Grow the ADHD products as we have been, continue steady growth trajectory there, bring the pediatric products back to some reasonable level such that we've really augmented ADHD and diversified our base of revenue. Third, and we alluded to this, we've just signed our second deal outside the US to outlicense our ADHD meds. We signed a deal in Israel last year. We just announced earlier this month a deal with Lupin, Canada, to bring our ADHD meds to Canada. That'll serve as a nice beachhead to build revenues in the form of royalties outside the US.

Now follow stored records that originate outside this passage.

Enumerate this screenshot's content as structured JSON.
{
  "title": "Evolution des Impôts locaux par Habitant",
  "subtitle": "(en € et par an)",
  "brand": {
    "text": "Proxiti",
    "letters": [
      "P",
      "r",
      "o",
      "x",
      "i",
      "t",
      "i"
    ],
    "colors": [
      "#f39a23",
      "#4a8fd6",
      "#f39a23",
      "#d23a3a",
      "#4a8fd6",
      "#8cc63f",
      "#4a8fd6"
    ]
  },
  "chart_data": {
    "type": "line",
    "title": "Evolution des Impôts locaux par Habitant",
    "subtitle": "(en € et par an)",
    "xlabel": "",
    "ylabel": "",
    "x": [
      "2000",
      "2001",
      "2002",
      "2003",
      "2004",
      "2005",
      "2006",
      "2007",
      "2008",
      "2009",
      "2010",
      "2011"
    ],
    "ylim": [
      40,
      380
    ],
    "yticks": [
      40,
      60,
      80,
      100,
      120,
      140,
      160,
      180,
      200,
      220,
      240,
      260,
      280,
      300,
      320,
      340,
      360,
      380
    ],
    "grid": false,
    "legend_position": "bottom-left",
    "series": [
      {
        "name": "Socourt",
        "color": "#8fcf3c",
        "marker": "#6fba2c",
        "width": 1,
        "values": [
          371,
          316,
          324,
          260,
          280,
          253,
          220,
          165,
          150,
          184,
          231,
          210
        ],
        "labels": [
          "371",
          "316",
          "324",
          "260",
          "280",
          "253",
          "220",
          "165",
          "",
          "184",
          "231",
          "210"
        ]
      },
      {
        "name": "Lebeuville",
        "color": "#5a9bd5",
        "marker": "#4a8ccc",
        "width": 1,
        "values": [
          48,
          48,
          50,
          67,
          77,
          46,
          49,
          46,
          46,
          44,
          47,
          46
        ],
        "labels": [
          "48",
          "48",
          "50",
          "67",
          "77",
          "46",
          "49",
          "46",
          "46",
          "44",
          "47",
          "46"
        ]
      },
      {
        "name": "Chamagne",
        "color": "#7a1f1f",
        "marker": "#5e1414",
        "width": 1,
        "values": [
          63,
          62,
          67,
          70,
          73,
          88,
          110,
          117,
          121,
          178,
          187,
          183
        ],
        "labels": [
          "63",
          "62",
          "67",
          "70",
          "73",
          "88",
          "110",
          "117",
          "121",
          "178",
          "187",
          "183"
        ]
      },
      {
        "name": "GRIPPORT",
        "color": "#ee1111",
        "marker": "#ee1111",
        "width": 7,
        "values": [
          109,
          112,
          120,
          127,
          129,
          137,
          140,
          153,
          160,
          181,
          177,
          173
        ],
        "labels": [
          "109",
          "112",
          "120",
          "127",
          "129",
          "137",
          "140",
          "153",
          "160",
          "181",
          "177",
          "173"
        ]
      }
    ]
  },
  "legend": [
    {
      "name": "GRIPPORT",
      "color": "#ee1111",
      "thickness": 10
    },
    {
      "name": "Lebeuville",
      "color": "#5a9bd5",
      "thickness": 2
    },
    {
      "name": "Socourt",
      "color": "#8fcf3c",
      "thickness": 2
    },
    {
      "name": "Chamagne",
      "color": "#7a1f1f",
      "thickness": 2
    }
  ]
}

And then we're always looking for new assets, things to augment the portfolio, branded prescription products, commercial stage products that we can bring in that either fit with the RxConnect platform in terms of how we work that through various economic aspects and through pharmacy dispensing, and things that would align with the therapeutic footprint. We're calling psychiatrists, pediatricians, a smattering of other specialists with whom we could bring additional value to. So we are on the hunt. We are confident, and we're in some good discussions with some companies to potentially bring some additional things on board. But as we stand today, pretty healthy company that even if we don't add that much in the next year or so, we like how we're positioned, but we're definitely not satisfied with what we have. We need to bring in more assets and expand outside the U.S.
All right. Let's stay right on time, Josh. I feel like we could talk for another hour or something. Thanks for your time. To the audience members, if you wanna have a follow-up with either Josh, feel free to reach out to your Maxim representative, and we'll see if we can set up a one-on-one. Once again, Josh, thanks for your time. It's always a pleasure to talk to you.
Thanks, Naz. Great to talk to you. Appreciate your time.